A investigadora de polícia Juliana
Gonçalves, de 41 anos, ficou dois dias de cama por causa da dengue no mês
passado. “As dores passaram, mas ainda tenho manchas vermelhas pelo corpo. Foi
horrível.” Além dela, três colegas de trabalho foram infectados. “Tenho certeza
que os mosquitos vêm de um rio ao lado da delegacia”, diz Juliana, de
Caraguatatuba, litoral norte paulista. Mesmo dois meses após o fim do verão, a
doença no País ainda preocupa: do início do ano até o último dia 11, o total de
registros foi 432% maior, ante o mesmo período de 2018.
O
salto foi de 144 mil casos prováveis de infecção para 767 mil suspeitas
reportadas. As mortes pelo vírus também saíram de 88 a 222 – a maior parte (80)

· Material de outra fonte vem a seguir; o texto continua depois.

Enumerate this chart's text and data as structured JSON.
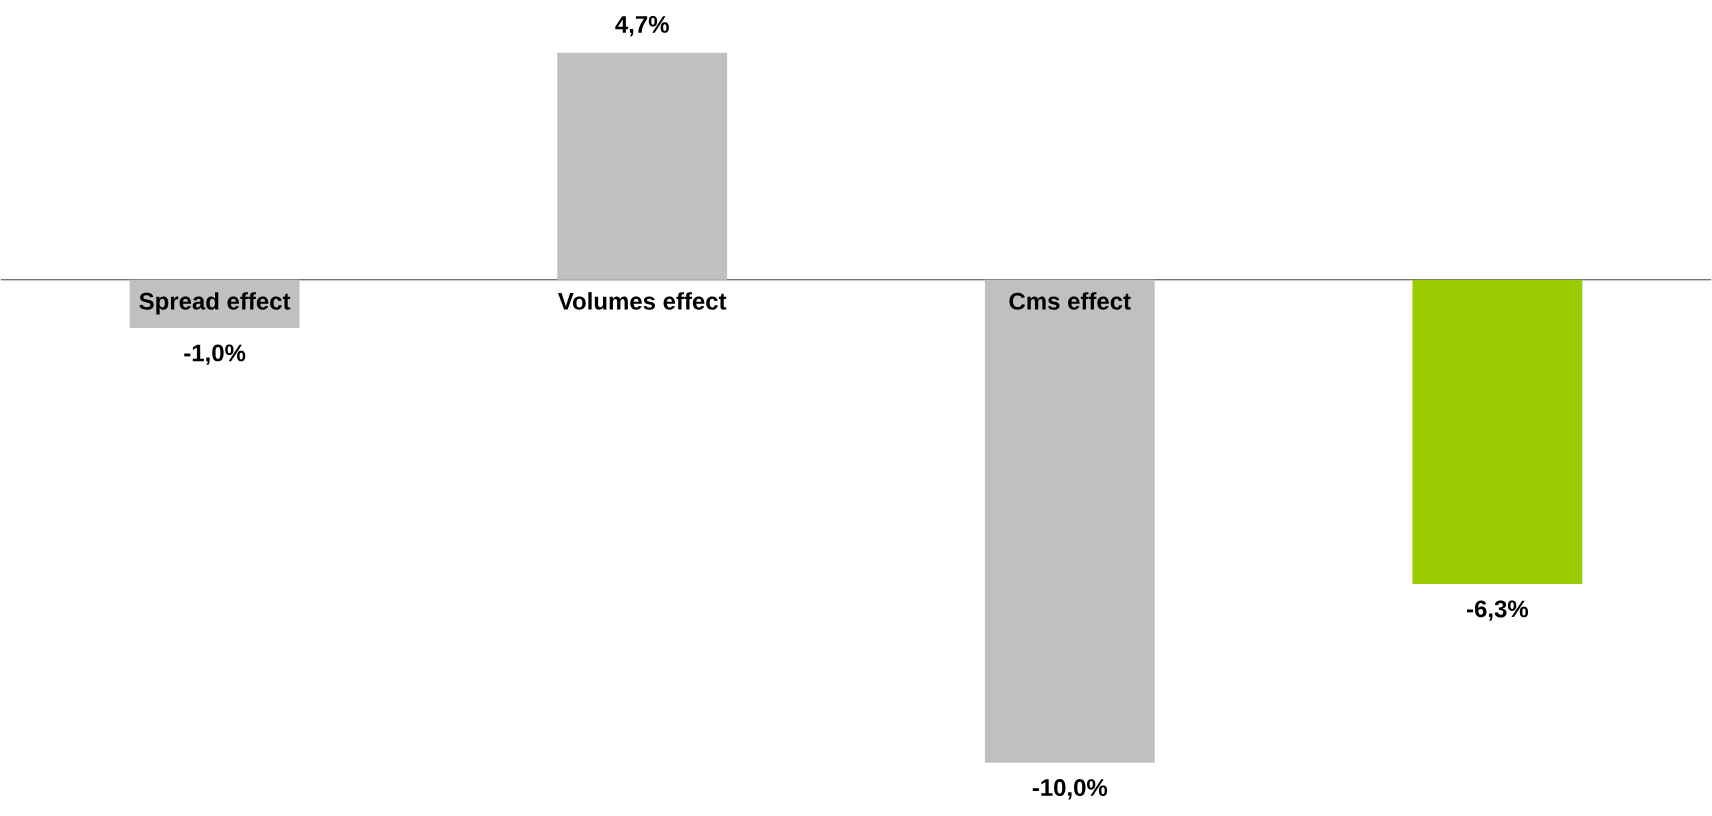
{
  "chart_data": {
    "type": "bar",
    "categories": [
      "Spread effect",
      "Volumes effect",
      "Cms effect",
      null
    ],
    "values": [
      -1.0,
      4.7,
      -10.0,
      -6.3
    ],
    "colors": [
      "#c0c0c0",
      "#c0c0c0",
      "#c0c0c0",
      "#99cc00"
    ],
    "value_labels": [
      "-1,0%",
      "4,7%",
      "-10,0%",
      "-6,3%"
    ]
  }
}
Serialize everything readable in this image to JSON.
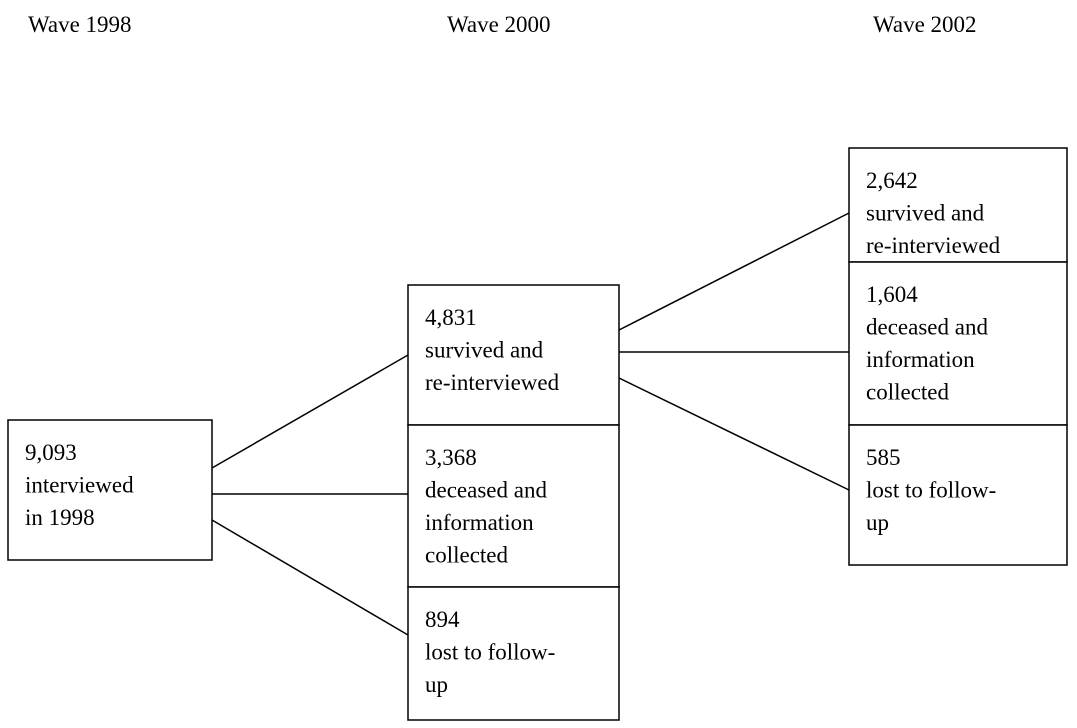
{
  "headers": [
    "Wave 1998",
    "Wave 2000",
    "Wave 2002"
  ],
  "nodes": [
    {
      "number": "9,093",
      "lines": [
        "interviewed",
        "in 1998"
      ]
    },
    {
      "number": "4,831",
      "lines": [
        "survived and",
        "re-interviewed"
      ]
    },
    {
      "number": "3,368",
      "lines": [
        "deceased and",
        "information",
        "collected"
      ]
    },
    {
      "number": "894",
      "lines": [
        "lost to follow-",
        "up"
      ]
    },
    {
      "number": "2,642",
      "lines": [
        "survived and",
        "re-interviewed"
      ]
    },
    {
      "number": "1,604",
      "lines": [
        "deceased and",
        "information",
        "collected"
      ]
    },
    {
      "number": "585",
      "lines": [
        "lost to follow-",
        "up"
      ]
    }
  ]
}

em São Paulo. O número de infectados explodiu em 20 Estados e no Distrito
Federal.
Há
quatro sorotipos do vírus. A epidemia e a incidência maior nesses Estados são
explicadas pela disseminação do tipo 2, diz o coordenador-geral dos Programas
Nacionais de Controle e Prevenção da Malária e das Doenças Transmitidas pelo
Aedes do Ministério da Saúde, Rodrigo Said. “As últimas epidemias foram pelos
vírus 1 ou 4”, diz. “Esse sorotipo (2), que circulava pouco e por isso
havia pequena proteção imunológica, voltou agora e deixou a população mais
suscetível”.
O
clima, segundo Said, também tem papel importante. Chuvas intensas nas últimas
semanas fizeram larvas do mosquito transmissor, o Aedes aegypti, eclodirem. Além disso,
temperaturas mais altas criam condições favoráveis ao inseto.
“Enquanto
não esfriar para valer, os casos vão continuar”, diz Regiane de Paula, do
Centro de Vigilância Epidemiológica da Secretaria da Saúde de São Paulo. O
fenômeno climático El Niño, segundo ela, está fazendo com que o frio demore
mais a entrar este ano no Sudeste.
Até o
último dia 15, só quatro das 645 cidades paulistas não notificaram casos. Mais
grave é o quadro de Bauru, com 19,7 mil infectados e 21 óbitos.
Em
Tupã, onde o surto levou à cassação do prefeito (leia abaixo), o autônomo
Valdecir Freitas, a mulher e o filho de 13 anos foram infectados. “Mantenho
tudo limpo, mas tem terrenos baldios com lixo. Pagamos pelo descuido de
outros”, reclama.
Com a
expectativa de inverno tardio e curto, cresce a necessidade de manter ações
contra criadouros de Aedes. Segundo o ministério, mais de 80% dos mosquitos vêm
de áreas residenciais. Outras cidades mantiveram no outono o uso do inseticida
(fumacê). A estratégia, para matar o Aedes adulto, é considerada menos eficaz
que eliminar a água parada, que evita o nascimento do transmissor.
O
ministério diz ter 300 mil litros de inseticida vencidos e que, segundo
informações preliminares recebidas esta semana, não estão adequados para uso.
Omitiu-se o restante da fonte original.